End Hunger UK is in the process of reviewing our strategy and plans. The political context has changed, and many of the organisations which are partners in End Hunger are adjusting their plans and ways of working to reflect it. We are therefore taking time to review the partnership that drives End Hunger UK, and refresh our approach.
We will make an announcement soon to let all our supporters know what we decide. In the meantime, we’d like to take a moment to reflect on all we have achieved together in End Hunger UK.
Working for a UK where no one has to go to bed hungry
Over the past three years, we have achieved notable successes, not least:
- A growing recognition by charities and the public that the root causes of hunger are insufficient household income and an inadequate social safety net.
- A commitment by the UK Government to measure household food insecurity. The first data is currently being collected, and due for publication in the first quarter of 2021. This was confirmed by the new Government last month.
- The Mayor of London Sadiq Khan also adopting this commitment as a flagship policy in the Greater London Authority’s refreshed London Food Strategy.
- The Government providing £2m in funding for school holiday food and activity programmes. A further £9m was committed to the programme for 2020 last month.
- An extra £1.7 billion of measures announced in the 2018 Budget because of greatly increased awareness of the impact of Universal Credit on family incomes.
- Significant collaborative action between partners, led by Sustain, to highlight the threat to household food insecurity from a no-deal Brexit, wining £2m from Welsh and Scottish Governments (but not Westminster) to help buy food for the most vulnerable.
- A marked shift in the approaches taken by influential End Hunger UK partner organisations, based on our common understanding of the unique role and strengths of each in stimulating public and parliamentary recognition and achieving change.
- The Trussell Trust has moved from being a delivery-focused food bank network, towards being an advocate for people experiencing financial and personal crisis, vocally campaigning for ‘upstream’ measures such as an end to the five-week wait on Universal Credit.
- The Independent Food Aid Network (IFAN) has established itself as a vocal and effective contributor to the debate, providing a fuller picture of the extent and depth of need across the UK, as well as a channel for the voices of some of the most marginalised communities.
- Church Action on Poverty has developed a high level of expertise on involving ‘experts by experience’ in advocacy and decision-making, and has helped many more people experiencing food insecurity to voice concerns to those in a position to make a difference.
- Nourish Scotland, working with Oxfam GB, the Poverty Alliance and Child Poverty Action Group Scotland, has greatly developed its Menu for Change approach, working in locality to develop an effective whole-systems-based response to food poverty and vulnerability.
- The Food Foundation has established the Children’s Future Food Inquiry, influencing decision-makers by bringing voices and concerns of young people to the fore.

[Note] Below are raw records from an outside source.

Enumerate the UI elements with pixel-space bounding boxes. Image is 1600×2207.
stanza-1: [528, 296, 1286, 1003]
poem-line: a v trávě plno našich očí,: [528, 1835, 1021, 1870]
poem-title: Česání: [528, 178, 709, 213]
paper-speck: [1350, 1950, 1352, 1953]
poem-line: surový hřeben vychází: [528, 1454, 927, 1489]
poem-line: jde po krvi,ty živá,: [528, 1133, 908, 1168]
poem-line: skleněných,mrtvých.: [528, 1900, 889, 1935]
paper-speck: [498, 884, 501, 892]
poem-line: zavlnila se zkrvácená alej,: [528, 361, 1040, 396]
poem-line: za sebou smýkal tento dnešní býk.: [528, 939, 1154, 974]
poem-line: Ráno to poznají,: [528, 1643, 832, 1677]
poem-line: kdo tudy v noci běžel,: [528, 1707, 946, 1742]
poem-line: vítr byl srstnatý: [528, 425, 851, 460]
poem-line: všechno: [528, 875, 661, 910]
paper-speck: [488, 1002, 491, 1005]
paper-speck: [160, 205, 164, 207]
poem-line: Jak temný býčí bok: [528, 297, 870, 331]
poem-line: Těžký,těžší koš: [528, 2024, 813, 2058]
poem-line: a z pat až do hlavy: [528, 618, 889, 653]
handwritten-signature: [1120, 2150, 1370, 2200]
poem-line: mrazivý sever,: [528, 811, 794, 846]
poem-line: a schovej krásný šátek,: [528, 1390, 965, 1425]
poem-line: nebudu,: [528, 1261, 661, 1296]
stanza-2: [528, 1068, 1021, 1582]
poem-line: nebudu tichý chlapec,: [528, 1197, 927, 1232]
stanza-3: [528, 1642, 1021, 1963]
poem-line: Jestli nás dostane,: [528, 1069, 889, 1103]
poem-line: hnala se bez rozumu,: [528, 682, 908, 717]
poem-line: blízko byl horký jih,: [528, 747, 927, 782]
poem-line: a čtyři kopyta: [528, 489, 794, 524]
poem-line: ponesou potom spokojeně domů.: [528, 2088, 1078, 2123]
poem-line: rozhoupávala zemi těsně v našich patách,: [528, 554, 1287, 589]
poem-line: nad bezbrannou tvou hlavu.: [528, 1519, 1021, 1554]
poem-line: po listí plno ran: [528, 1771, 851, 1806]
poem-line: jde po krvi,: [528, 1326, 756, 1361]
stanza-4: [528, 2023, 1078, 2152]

- Sustain has built momentum for notable changes within London, the Sustainable Food Cities Network and Food Power network, shifting the emphasis of local authority and community responses to those that look ‘Beyond the Food Bank’.
- Over 18,000 individuals and 140 groups have taken action as part of End Hunger UK: signing petitions, writing to their MPs, attending conferences, or organising photo stunts and other events.
The work to create a society where everyone has access to good food, and no one has to go to bed hungry, will continue. We’ll share more news soon.